Poi sforzarsi anche di imitare il Padre celeste. San Paolo, dopo aver tratteggiato il rapporto moglie – marito, così delineava, il rapporto padri – figli:
Voi, figli, obbedite ai vostri genitori in tutto; ciò è gradito al Signore.
Voi, padri, non esasperate i vostri figli, perché non si scoraggino”
(Colossesi 3, 18-21)
Ai figli raccomanda l’obbedienza, ma un’obbedienza filiale, non da schiavi o da militari. Ma lasciamo da parte i doveri dei figli. (Avremo altre occasioni di parlare ad essi , senza contare che i padri di oggi sono i figli di ieri e i figli di oggi saranno i padri di domani e che quindi il discorso interessa tutti). Cosa si richiede ai padri? Di “non esasperare” i figli; cioè, positivamente, di avere pazienza, comprensione, di non esigere tutto subito, saper aspettare che i figli maturino, saper scusare gli sbagli. Non scoraggiare con continui rimproveri e osservazioni negative, ma piuttosto incoraggiare ogni piccolo sforzo. Comunicare senso di libertà, di protezione, di fiducia in se stessi, di sicurezza. Come fa Dio, che dice di voler essere per noi una “roccia di difesa” e un “aiuto sempre vicino nelle angosce” (Salmo 46)
A un padre che volesse sapere tutto quello che non deve fare nei confronti del figlio, consiglierei di leggere la famosa Lettera al padre di F. Kafka. Il padre gli aveva chiesto perché mai avesse paura di lui e lo scrittore gli risponde con questa lettera intrisa di amore e di tristezza.

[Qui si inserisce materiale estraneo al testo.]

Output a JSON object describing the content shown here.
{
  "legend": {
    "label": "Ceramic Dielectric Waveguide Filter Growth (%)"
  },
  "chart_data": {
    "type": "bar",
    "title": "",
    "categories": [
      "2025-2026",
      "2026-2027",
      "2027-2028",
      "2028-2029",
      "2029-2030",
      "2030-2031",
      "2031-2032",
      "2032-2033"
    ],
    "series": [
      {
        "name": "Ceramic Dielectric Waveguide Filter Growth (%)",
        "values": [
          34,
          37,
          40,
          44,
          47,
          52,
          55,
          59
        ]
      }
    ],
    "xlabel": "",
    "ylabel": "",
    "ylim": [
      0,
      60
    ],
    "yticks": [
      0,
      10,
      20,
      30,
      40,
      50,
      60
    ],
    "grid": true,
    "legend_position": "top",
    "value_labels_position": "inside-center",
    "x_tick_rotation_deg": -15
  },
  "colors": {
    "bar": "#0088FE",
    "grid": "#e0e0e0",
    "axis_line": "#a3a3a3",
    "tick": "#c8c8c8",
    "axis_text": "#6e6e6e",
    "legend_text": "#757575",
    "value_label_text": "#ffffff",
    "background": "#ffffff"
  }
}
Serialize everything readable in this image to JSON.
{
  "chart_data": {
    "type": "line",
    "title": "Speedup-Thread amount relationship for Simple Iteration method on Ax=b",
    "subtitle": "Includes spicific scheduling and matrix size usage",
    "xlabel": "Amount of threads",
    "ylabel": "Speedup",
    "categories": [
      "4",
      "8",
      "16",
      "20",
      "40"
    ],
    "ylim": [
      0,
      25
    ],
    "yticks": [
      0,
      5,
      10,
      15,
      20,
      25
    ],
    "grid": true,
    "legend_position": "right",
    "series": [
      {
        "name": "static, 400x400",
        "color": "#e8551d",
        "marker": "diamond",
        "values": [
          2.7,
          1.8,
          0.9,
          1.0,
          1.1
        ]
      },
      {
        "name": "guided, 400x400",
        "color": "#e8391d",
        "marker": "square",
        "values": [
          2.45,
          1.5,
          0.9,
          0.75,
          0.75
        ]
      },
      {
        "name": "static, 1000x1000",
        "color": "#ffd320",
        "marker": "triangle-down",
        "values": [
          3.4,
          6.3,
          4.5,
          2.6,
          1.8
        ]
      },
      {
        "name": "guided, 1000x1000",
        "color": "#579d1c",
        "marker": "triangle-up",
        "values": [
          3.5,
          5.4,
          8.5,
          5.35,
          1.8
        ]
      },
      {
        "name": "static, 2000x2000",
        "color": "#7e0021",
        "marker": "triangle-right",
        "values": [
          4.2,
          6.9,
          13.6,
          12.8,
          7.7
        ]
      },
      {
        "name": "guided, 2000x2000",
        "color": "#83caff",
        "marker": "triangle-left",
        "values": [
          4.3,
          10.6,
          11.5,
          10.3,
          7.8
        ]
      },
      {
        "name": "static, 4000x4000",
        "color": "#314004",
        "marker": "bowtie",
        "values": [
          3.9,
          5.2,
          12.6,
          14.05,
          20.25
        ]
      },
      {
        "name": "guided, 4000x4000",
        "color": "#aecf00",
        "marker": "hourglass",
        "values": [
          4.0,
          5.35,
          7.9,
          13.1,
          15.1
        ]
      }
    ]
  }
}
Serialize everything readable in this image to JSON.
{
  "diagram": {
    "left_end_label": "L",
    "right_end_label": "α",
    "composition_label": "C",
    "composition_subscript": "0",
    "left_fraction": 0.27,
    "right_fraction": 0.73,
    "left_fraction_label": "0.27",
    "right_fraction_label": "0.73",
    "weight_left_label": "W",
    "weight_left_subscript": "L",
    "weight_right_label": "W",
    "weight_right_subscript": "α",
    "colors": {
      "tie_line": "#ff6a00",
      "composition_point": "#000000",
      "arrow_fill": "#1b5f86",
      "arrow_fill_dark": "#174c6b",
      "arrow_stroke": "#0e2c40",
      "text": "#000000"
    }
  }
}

Quello che rimprovera al padre è soprattutto di non essersi mai reso conto del “potere” tremendo che egli aveva, in bene e in male, su di lui. Con i suoi perentori: “E non una parola di replica!”, l’aveva inibito fino a fargli disimparare quasi a parlare. Portava a casa da scuola una gioia, una piccola impresa infantile, o un buon risultato? La reazione era : “Ho altro a cui pensare io!”. (“Altro cui pensare” era il suo lavoro, il negozio). Mentre si intravede, da qualche raro squarcio positivo, quello che egli avrebbe potuto essere per il figlio: l’amico, il confidente, il modello, il mondo intero.

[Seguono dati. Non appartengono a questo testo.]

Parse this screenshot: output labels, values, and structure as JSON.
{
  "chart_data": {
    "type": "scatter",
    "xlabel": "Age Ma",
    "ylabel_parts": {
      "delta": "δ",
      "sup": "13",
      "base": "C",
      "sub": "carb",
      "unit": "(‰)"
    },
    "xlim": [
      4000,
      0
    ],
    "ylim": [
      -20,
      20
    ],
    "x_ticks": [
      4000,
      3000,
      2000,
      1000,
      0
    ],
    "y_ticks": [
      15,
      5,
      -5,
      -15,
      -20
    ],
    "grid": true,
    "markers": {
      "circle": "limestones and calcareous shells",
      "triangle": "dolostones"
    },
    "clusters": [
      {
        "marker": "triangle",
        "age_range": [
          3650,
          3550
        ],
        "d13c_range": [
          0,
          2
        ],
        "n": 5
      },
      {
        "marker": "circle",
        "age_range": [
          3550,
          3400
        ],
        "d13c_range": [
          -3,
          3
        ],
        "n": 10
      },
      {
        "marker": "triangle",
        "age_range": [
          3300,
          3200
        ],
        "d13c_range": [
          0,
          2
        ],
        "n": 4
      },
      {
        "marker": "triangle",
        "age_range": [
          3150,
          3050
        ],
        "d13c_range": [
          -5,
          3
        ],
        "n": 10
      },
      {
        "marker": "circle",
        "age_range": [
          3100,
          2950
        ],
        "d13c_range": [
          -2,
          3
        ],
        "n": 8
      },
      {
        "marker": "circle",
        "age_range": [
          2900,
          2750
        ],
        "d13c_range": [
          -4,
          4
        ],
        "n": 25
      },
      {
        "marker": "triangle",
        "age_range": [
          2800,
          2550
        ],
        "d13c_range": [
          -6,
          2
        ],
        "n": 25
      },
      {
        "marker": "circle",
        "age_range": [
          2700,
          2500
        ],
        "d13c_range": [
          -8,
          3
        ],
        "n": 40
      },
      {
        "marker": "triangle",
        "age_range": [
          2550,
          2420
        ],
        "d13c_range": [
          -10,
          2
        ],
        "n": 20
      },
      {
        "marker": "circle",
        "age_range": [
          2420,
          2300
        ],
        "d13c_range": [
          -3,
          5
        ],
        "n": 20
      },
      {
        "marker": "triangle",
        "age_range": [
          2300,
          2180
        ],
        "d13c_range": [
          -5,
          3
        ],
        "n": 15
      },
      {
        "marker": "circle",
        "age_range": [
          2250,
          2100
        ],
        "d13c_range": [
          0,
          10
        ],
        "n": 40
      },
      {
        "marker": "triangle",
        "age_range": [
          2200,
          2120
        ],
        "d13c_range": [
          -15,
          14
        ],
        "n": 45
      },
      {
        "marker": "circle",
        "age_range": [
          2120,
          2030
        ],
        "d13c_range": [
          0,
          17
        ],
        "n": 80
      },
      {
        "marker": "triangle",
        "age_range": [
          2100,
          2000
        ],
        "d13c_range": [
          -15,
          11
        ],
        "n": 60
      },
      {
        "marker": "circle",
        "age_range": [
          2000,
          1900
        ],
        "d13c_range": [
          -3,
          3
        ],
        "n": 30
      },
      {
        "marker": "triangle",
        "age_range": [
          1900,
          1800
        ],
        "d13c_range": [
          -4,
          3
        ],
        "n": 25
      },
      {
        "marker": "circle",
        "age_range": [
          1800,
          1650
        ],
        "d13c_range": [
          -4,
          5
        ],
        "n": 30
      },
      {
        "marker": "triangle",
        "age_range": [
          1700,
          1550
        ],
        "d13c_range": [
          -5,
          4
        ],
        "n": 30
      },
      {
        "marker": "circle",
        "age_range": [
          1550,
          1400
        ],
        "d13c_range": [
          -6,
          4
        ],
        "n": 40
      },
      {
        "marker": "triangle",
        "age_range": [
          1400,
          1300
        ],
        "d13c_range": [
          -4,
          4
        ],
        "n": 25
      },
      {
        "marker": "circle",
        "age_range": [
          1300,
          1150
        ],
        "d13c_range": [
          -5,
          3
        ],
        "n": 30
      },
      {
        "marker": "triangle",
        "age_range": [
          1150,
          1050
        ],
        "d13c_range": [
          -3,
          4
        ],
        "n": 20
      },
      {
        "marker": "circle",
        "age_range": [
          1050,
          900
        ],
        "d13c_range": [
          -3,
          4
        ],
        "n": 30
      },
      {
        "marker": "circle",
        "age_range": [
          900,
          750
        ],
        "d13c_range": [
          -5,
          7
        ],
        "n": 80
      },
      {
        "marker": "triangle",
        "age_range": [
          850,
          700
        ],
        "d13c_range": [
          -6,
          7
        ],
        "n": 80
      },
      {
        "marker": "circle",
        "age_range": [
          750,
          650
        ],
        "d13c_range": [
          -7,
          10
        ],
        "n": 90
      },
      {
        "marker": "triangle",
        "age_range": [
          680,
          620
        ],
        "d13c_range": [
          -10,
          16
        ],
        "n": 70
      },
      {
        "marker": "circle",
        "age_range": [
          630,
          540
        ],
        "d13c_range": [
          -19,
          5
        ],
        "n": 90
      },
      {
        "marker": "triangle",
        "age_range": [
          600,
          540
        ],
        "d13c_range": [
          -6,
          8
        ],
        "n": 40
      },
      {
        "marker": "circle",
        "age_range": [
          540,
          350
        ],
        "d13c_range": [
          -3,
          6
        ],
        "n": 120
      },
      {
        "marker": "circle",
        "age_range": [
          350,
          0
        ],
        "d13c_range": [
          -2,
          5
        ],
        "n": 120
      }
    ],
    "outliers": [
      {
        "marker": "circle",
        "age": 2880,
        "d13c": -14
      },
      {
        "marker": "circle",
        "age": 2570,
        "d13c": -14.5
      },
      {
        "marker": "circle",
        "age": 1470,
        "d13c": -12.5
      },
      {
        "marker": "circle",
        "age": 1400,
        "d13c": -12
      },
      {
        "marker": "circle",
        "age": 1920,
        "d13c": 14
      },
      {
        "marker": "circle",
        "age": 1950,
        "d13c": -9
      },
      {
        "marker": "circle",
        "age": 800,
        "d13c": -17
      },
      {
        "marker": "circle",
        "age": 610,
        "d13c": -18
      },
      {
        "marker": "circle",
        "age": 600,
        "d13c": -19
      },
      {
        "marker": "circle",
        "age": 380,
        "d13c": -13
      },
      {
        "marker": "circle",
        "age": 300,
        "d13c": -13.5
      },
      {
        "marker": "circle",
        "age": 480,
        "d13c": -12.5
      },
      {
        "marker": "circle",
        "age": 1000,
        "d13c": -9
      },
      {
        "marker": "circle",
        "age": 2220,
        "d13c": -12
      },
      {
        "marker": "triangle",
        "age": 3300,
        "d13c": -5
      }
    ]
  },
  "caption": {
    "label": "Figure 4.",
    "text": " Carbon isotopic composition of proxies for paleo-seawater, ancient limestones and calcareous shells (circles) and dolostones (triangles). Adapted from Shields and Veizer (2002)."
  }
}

Non avere paura di imitare qualche volta, alla lettera, Dio Padre e dire al proprio figlio o figlia, se le circostanze lo richiedono, da soli o davanti ad altri: “Tu sei mio figlio diletto! Tu sei mia figlia diletta! Di te mi sono compiaciuto!” Cioè, sono fiero di te, di essere tuo padre! Se viene dal cuore e al momento giusto, questa parola fa miracoli, mette le ali al cuore del ragazzo o della ragazza. E per il padre è come generare una seconda volta, più consapevolmente, il proprio figlio.
Una cosa soprattutto è necessario imitare, di Dio Padre: egli “fa piovere sui giusti e sugli ingiusti”. Dio ci vorrebbe migliori di come siamo, più buoni, ma ci accetta e ci ama già così come siamo, ci ama in speranza. Anche un padre terreno (qui il discorso vale però anche per le mamme) non deve amare solo il figlio ideale, quello che aveva vagheggiato: brillante a scuola, educato, riuscito in tutto…Deve amare il figlio reale che il Signore gli ha dato, stimarlo per quello che è e che può fare. Quante frustrazioni si risolvono accettando serenamente la volontà di Dio circa i figli, pur naturalmente facendo ogni sforzo educativo su di essi.
Termino formulando a tutti i papà in ascolto un augurio: che i vostri figli siano ora la vostra gioia, un domani il vostro sostegno e in cielo la vostra corona.